Hi guys, I’m trying to send a long text (longer than 512) to a FinBert inference endpoint deployed on a serveless inference endpoint on aws.
I’m receiving the following error: “The size of tensor a (639) must match the size of tensor b (512) at non-singleton dimension 1”.

I have a list of text that I would like to classify without splitting them, how can I fix?

Thank you in advance

The model has a max_sequence_length of 512. You can provide truncation=True as parameter, e.g.

{
  "inputs": "Hi, I recently bought a device from your company but it is not working as advertised and I would like to get reimbursed!",
  "parameters": {
   "truncation": True
  }
}

1 Like

Hi @philschmid
I am testing several pre-trained models that I find on the hub for Text-Classification.
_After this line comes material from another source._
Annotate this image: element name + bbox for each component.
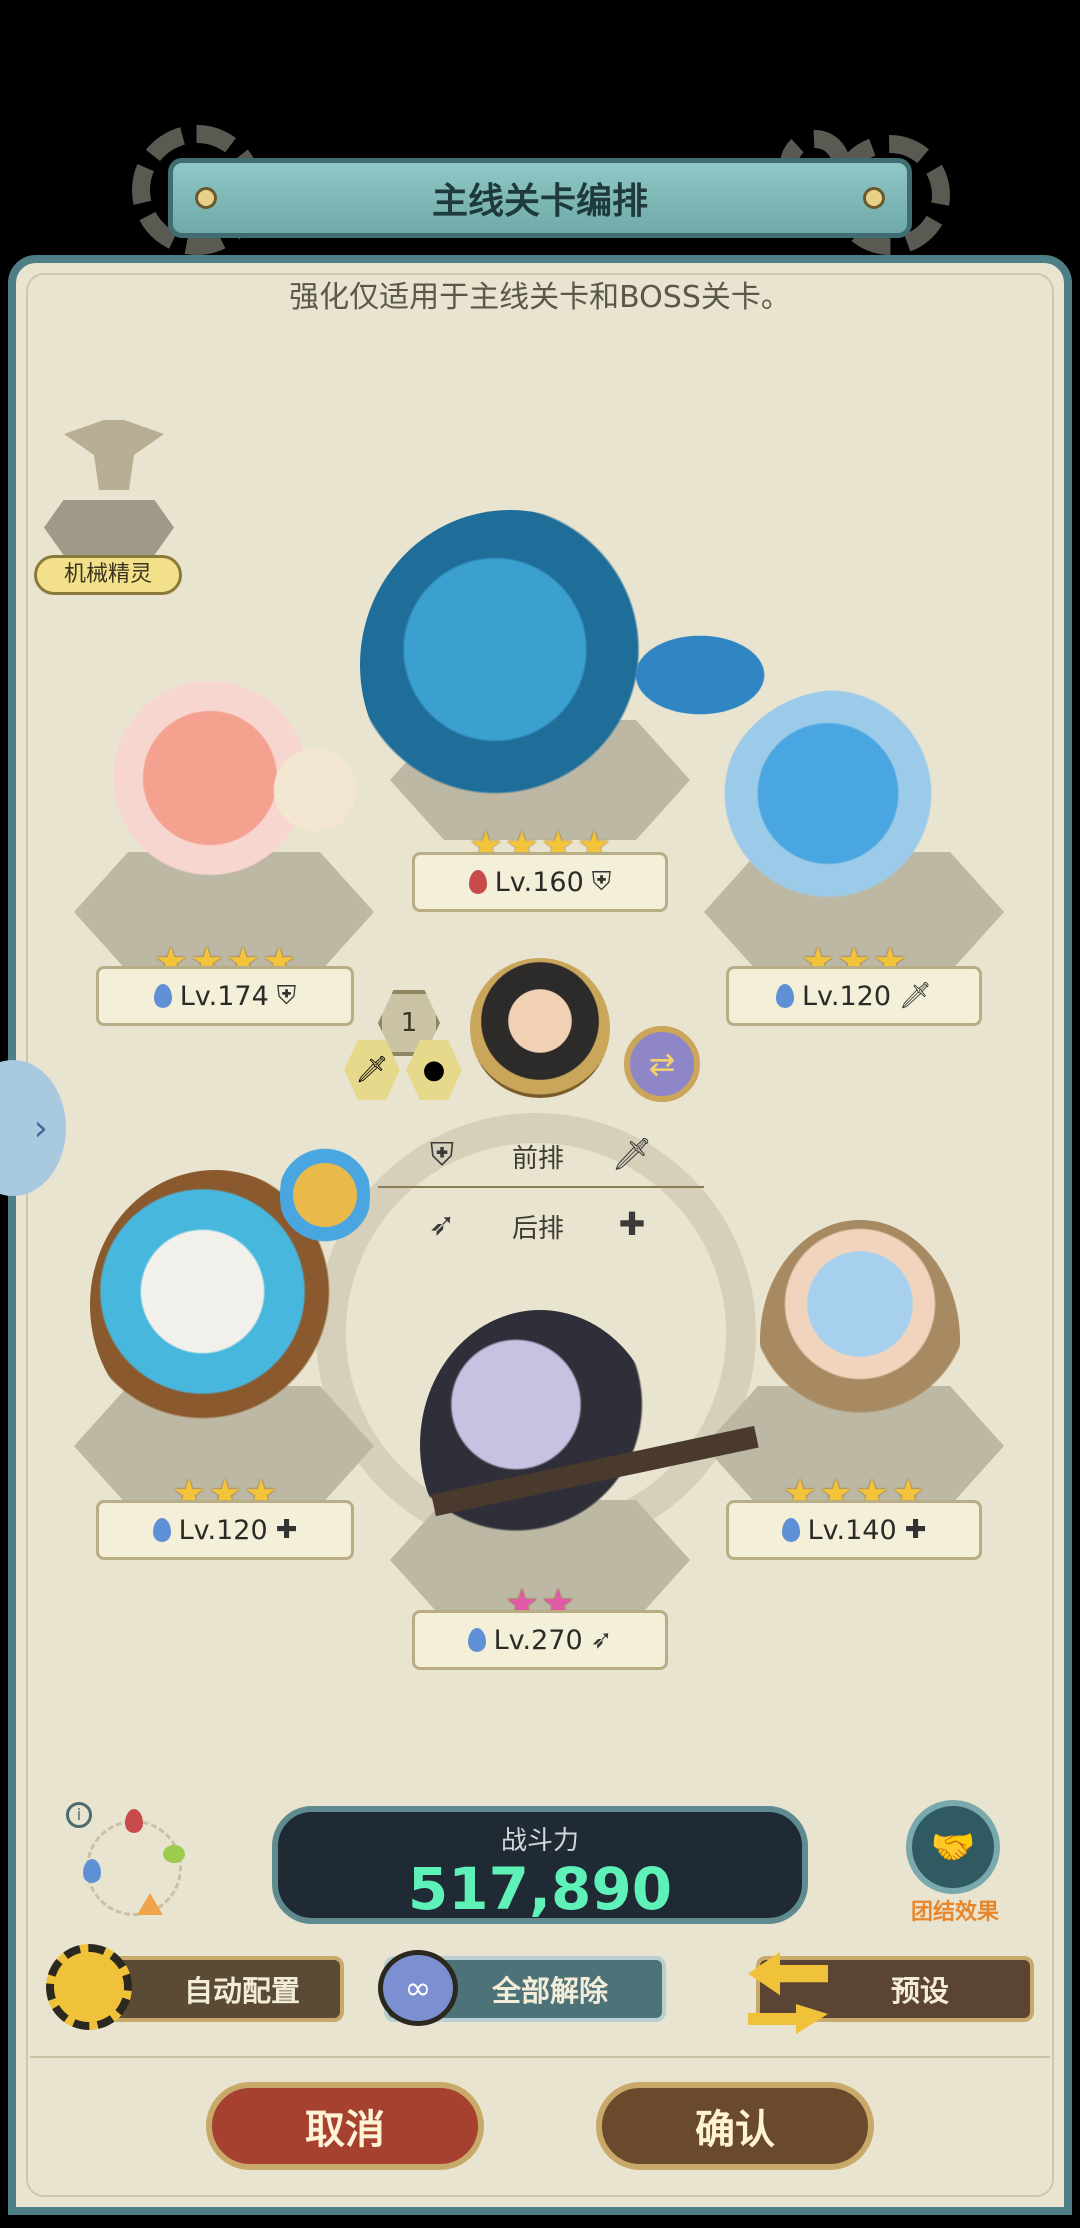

Many have a max_length=512. I deploy them to SageMaker Endpoint Serverless and invoke them from a lambda.

Months ago you suggested me to use the truncation parameter… Now… I was wondering…
if the text is longer, is it truncated? Do I then lose the information about the “excess” part or is each batch sentence evaluated and a result for the whole document processed?

Is there a way to define a preprocessing operation to chunk the sentence in order to get a better evaluation?

Something like:

tokenizer = BertTokenizer.from_pretrained(MODEL_ID)
tokens = tokenizer.encode_plus(text, add_special_tokens = False, return_tensors='pt')
input_id_chunks = tokens['input_ids'][0].split(510)
mask_chunks = tokens['attention_mask'][0].split(510)
chunksize = 512

input_id_chunks = list(input_id_chunks)
mask_chunks = list(mask_chunks)


for i in range(len(input_id_chunks)):
    input_id_chunks[i] = torch.cat([
        torch.Tensor([101]), input_id_chunks[i].float(), torch.Tensor([102])
    ])
    mask_chunks[i] = torch.cat([
        torch.Tensor([1]), mask_chunks[i].float(), torch.Tensor([1])
    ])
    
    pad_len = chunksize - input_id_chunks[i].shape[0]
    if pad_len > 0 :
        input_id_chunks[i] = torch.cat([
            input_id_chunks[i], torch.Tensor([0] * pad_len)
        ])
        mask_chunks[i] = torch.cat([
            mask_chunks[i], torch.Tensor([0] * pad_len)
        ])

Can I also know where I find the parameters that I can pass to my inference endpoint as input? Is there a resource that you can link?

Hi @thanksfinance. Yes, if you use the truncation parameter the text will be truncated and you will lose the “excess” part.

However, in text classification this is rarely a problem because the model is often able to determine the class with just using the first 512 tokens. Do you see a significant deterioration in your metrics when using the truncation parameter?

If yes, you might indeed want to do some preprocessing. I’m not entirely clear what your code does, but this thread discusses a similar issue and potential options how to solve this challenge.